Namun, di balik kesenangan itu, orang tuaku mulai khawatir. "Kamu lagi-lagi main game? Kapan kamu belajar?" tegur ibuku suatu malam, dengan nada suara yang semakin tegas setiap harinya. Kemarahan mereka semakin sering muncul, seiring jam bermainku yang semakin panjang.
Setiap kali dimarahi, ada rasa kesal yang tumbuh dalam hatiku. Namun, perlahan, rasa itu berubah menjadi kesadaran. Aku mulai berpikir, “Benarkah aku hanya membuang waktu?” Saat itulah aku memutuskan sesuatu: aku harus menemukan cara untuk membuat hobiku ini lebih berarti.
Dari situlah perjalananku yang baru dimulai. Aku mulai mencari teman-teman yang juga tertarik dengan game kompetitif. Bersama mereka, kami membentuk tim, bukan hanya untuk bermain, tapi untuk berlatih, belajar strategi, dan ikut turnamen kecil-kecilan yang diadakan secara online. Kami kalah berkali-kali, tapi setiap kekalahan hanya membuat kami semakin tangguh.
Ketika akhirnya kami memenangkan turnamen pertama kami, bukan hanya rasa bangga yang kurasakan, tetapi juga kepuasan. Maret 2022 menjadi titik awal yang mengubah segalanya. Kami memutuskan untuk mencoba sesuatu yang lebih besar yaitu turnamen offline pertama kami, kualifikasi Piala Walikota tingkat kecamatan. Kami bertanding dan berhasil meraih juara ketiga. Hasil itu membawa kami ke kualifikasi tingkat kota. Di sana, meski sudah berusaha semaksimal mungkin, langkah kami harus terhenti di babak 8 besar.Kegagalan itu sempat menghantam kami keras. Tapi, kami tidak menyerah. Kami bertekad untuk terus berjuang. Kami berjanji satu sama lain, "Kami tidak akan berhenti sampai bisa memenangkan turnamen tingkat kota." Ikrar itu menjadi semangat kami untuk terus maju.

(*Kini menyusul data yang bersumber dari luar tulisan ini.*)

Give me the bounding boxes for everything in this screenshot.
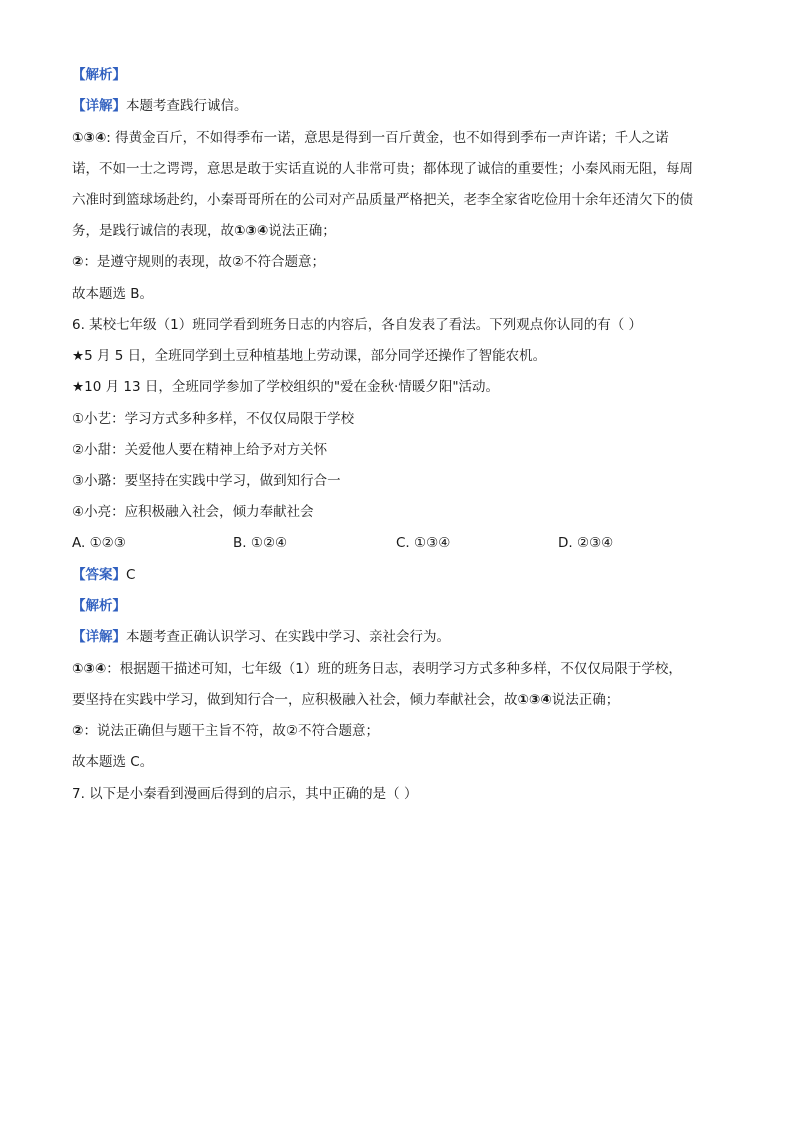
explain-text: ：说法正确但与题干主旨不符，故②不符合题意；: [83, 723, 380, 739]
detail-line: [72, 627, 450, 647]
explain-line: 六准时到篮球场赴约，小秦哥哥所在的公司对产品质量严格把关，老李全家省吃俭用十余年还清欠下的债: [72, 192, 693, 208]
option-marker: ②: [72, 723, 84, 739]
explain-line: [72, 252, 325, 272]
analysis-heading: 【解析】: [72, 67, 126, 83]
question-stem: 6. 某校七年级（1）班同学看到班务日志的内容后，各自发表了看法。下列观点你认同的有（ ）: [72, 317, 643, 333]
option-marker: ①③④: [517, 692, 552, 708]
option-marker: ①③④: [72, 661, 107, 677]
explain-text: : 得黄金百斤，不如得季布一诺，意思是得到一百斤黄金，也不如得到季布一声许诺；千人之诺: [106, 130, 669, 146]
conclusion: 故本题选 C。: [72, 754, 154, 770]
explain-line: [72, 659, 682, 679]
explain-line: [72, 721, 379, 741]
option-marker: ②: [72, 254, 84, 270]
choice-c: C. ①③④: [396, 535, 451, 551]
viewpoint-item: ②小甜：关爱他人要在精神上给予对方关怀: [72, 442, 328, 458]
viewpoint-item: ④小亮：应积极融入社会，倾力奉献社会: [72, 504, 314, 520]
explain-text: ：根据题干描述可知，七年级（1）班的班务日志，表明学习方式多种多样，不仅仅局限于学校，: [106, 661, 682, 677]
explain-text: 说法正确；: [551, 692, 620, 708]
option-marker: ①③④: [72, 130, 107, 146]
analysis-heading: 【解析】: [72, 598, 126, 614]
viewpoint-item: ①小艺：学习方式多种多样，不仅仅局限于学校: [72, 411, 355, 427]
viewpoint-item: ③小璐：要坚持在实践中学习，做到知行合一: [72, 473, 341, 489]
explain-line: [72, 690, 619, 710]
detail-tag: 【详解】: [72, 98, 126, 114]
choice-b: B. ①②④: [233, 535, 288, 551]
material-item: ★5 月 5 日，全班同学到土豆种植基地上劳动课，部分同学还操作了智能农机。: [72, 348, 547, 364]
explain-line: [72, 221, 336, 241]
detail-text: 本题考查正确认识学习、在实践中学习、亲社会行为。: [126, 629, 450, 645]
conclusion: 故本题选 B。: [72, 286, 154, 302]
detail-text: 本题考查践行诚信。: [126, 98, 248, 114]
explain-text: 要坚持在实践中学习，做到知行合一，应积极融入社会，倾力奉献社会，故: [72, 692, 518, 708]
detail-line: [72, 96, 248, 116]
explain-text: ：是遵守规则的表现，故②不符合题意；: [83, 254, 326, 270]
explain-line: [72, 128, 669, 148]
choice-d: D. ②③④: [558, 535, 614, 551]
question-stem: 7. 以下是小秦看到漫画后得到的启示，其中正确的是（ ）: [72, 786, 418, 802]
answer-line: [72, 565, 135, 585]
option-marker: ①③④: [234, 223, 269, 239]
explain-line: 诺，不如一士之谔谔，意思是敢于实话直说的人非常可贵；都体现了诚信的重要性；小秦风雨无阻，每周: [72, 161, 693, 177]
material-item: ★10 月 13 日，全班同学参加了学校组织的"爱在金秋·情暖夕阳"活动。: [72, 379, 500, 395]
answer-tag: 【答案】: [72, 567, 126, 583]
answer-value: C: [126, 567, 136, 583]
explain-text: 务，是践行诚信的表现，故: [72, 223, 234, 239]
detail-tag: 【详解】: [72, 629, 126, 645]
explain-text: 说法正确；: [268, 223, 336, 239]
choice-a: A. ①②③: [72, 535, 126, 551]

Sejak saat itu, kami rutin mengikuti turnamen kecil di tempat-tempat sederhana seperti warung kopi dan burjo, tempat di mana tak ada sorak sorai atau panggung megah. Tempat di mana hanya ada tekad kami yang membara. Meski begitu, kekalahan demi kekalahan terus datang. Tidak sekalipun kami meraih kemenangan. Namun, janji kami untuk tidak menyerah selalu menjadi pengingat dan sumber kekuatan.

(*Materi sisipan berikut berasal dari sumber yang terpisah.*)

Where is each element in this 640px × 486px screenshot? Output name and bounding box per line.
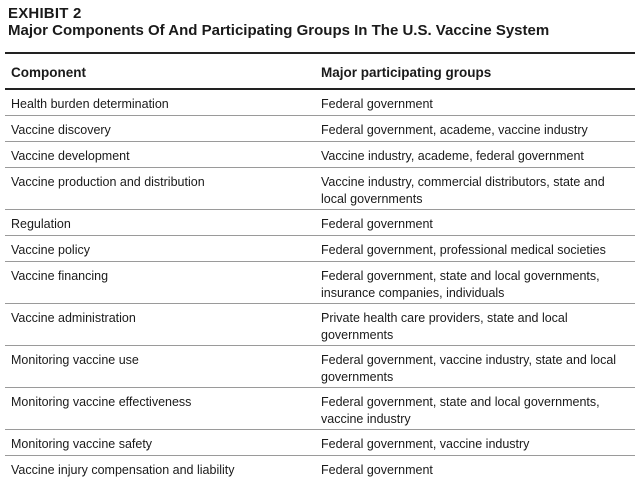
table-row — [5, 456, 635, 482]
cell-component: Vaccine financing — [11, 269, 109, 283]
cell-groups: Federal government, vaccine industry, state and local governments — [321, 353, 617, 384]
cell-groups: Federal government, academe, vaccine industry — [321, 123, 588, 137]
cell-groups: Federal government — [321, 97, 433, 111]
table-row — [5, 304, 635, 346]
table-row — [5, 346, 635, 388]
cell-groups: Vaccine industry, academe, federal government — [321, 149, 584, 163]
table-row — [5, 116, 635, 142]
cell-groups: Vaccine industry, commercial distributors, state and local governments — [321, 175, 605, 206]
cell-component: Vaccine discovery — [11, 123, 111, 137]
exhibit-header — [0, 0, 640, 40]
header-groups: Major participating groups — [321, 65, 492, 80]
cell-component: Vaccine development — [11, 149, 130, 163]
table-row — [5, 236, 635, 262]
table-row — [5, 262, 635, 304]
table-row — [5, 388, 635, 430]
components-table — [5, 52, 635, 482]
header-component: Component — [11, 65, 86, 80]
cell-groups: Federal government, state and local governments, insurance companies, individuals — [321, 269, 600, 300]
cell-component: Regulation — [11, 217, 71, 231]
cell-component: Vaccine administration — [11, 311, 136, 325]
cell-component: Vaccine policy — [11, 243, 90, 257]
table-row — [5, 168, 635, 210]
cell-component: Vaccine injury compensation and liability — [11, 463, 235, 477]
cell-groups: Federal government, state and local governments, vaccine industry — [321, 395, 600, 426]
table-row — [5, 142, 635, 168]
cell-groups: Federal government, professional medical societies — [321, 243, 606, 257]
table-row — [5, 430, 635, 456]
table-row — [5, 90, 635, 116]
cell-groups: Federal government, vaccine industry — [321, 437, 530, 451]
cell-component: Vaccine production and distribution — [11, 175, 205, 189]
exhibit-label: EXHIBIT 2 — [8, 5, 82, 22]
cell-component: Monitoring vaccine effectiveness — [11, 395, 192, 409]
cell-groups: Federal government — [321, 463, 433, 477]
cell-component: Monitoring vaccine safety — [11, 437, 153, 451]
table-header — [5, 52, 635, 90]
cell-component: Health burden determination — [11, 97, 169, 111]
cell-groups: Federal government — [321, 217, 433, 231]
table-row — [5, 210, 635, 236]
cell-groups: Private health care providers, state and local governments — [321, 311, 568, 342]
exhibit-title: Major Components Of And Participating Groups In The U.S. Vaccine System — [8, 22, 550, 39]
cell-component: Monitoring vaccine use — [11, 353, 139, 367]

Hingga akhirnya, setelah hampir satu tahun mencoba, kami merasakan manisnya kemenangan pertama kami di sebuah turnamen kecil di burjo. Suasana euforia itu sulit dilupakan, senyuman, sorak sorai kecil dari pengunjung, dan pelukan kebahagiaan di antara kami. Itu adalah kemenangan yang sederhana tapi sangat berarti. Kami akhirnya merasakan bagaimana rasanya menjadi pemenang.
Beberapa kemenangan kecil lainnya menyusul, dan ini meningkatkan kepercayaa
n diri kami. Dan kemudian, pada September 2023 kabar baik pun datang, Piala Walikota 2023 akan diadakan kembali. Dengan semangat dan pengalaman yang kami kumpulkan selama ini, kami mendaftar. Pertandingan kali ini jauh lebih berat, tetapi dengan strategi yang matang dan kerjasama tim yang kuat, kami berhasil mencapai semifinal. Akhirnya, kami keluar sebagai juara ketiga di tingkat kota.
Meski tidak menjadi juara pertama, ada kepuasan yang tak ternilai. Kami berhasil masuk tiga besar, dan lebih dari itu, kami membuktikan bahwa kami adalah tim yang tidak mudah menyerah. Janji yang pernah kami buat saat SMP akhirnya terpenuhi. Ini bukanlah akhir, tetapi sebuah awal baru bagi kami untuk terus maju dan berjuang lebih keras lagi.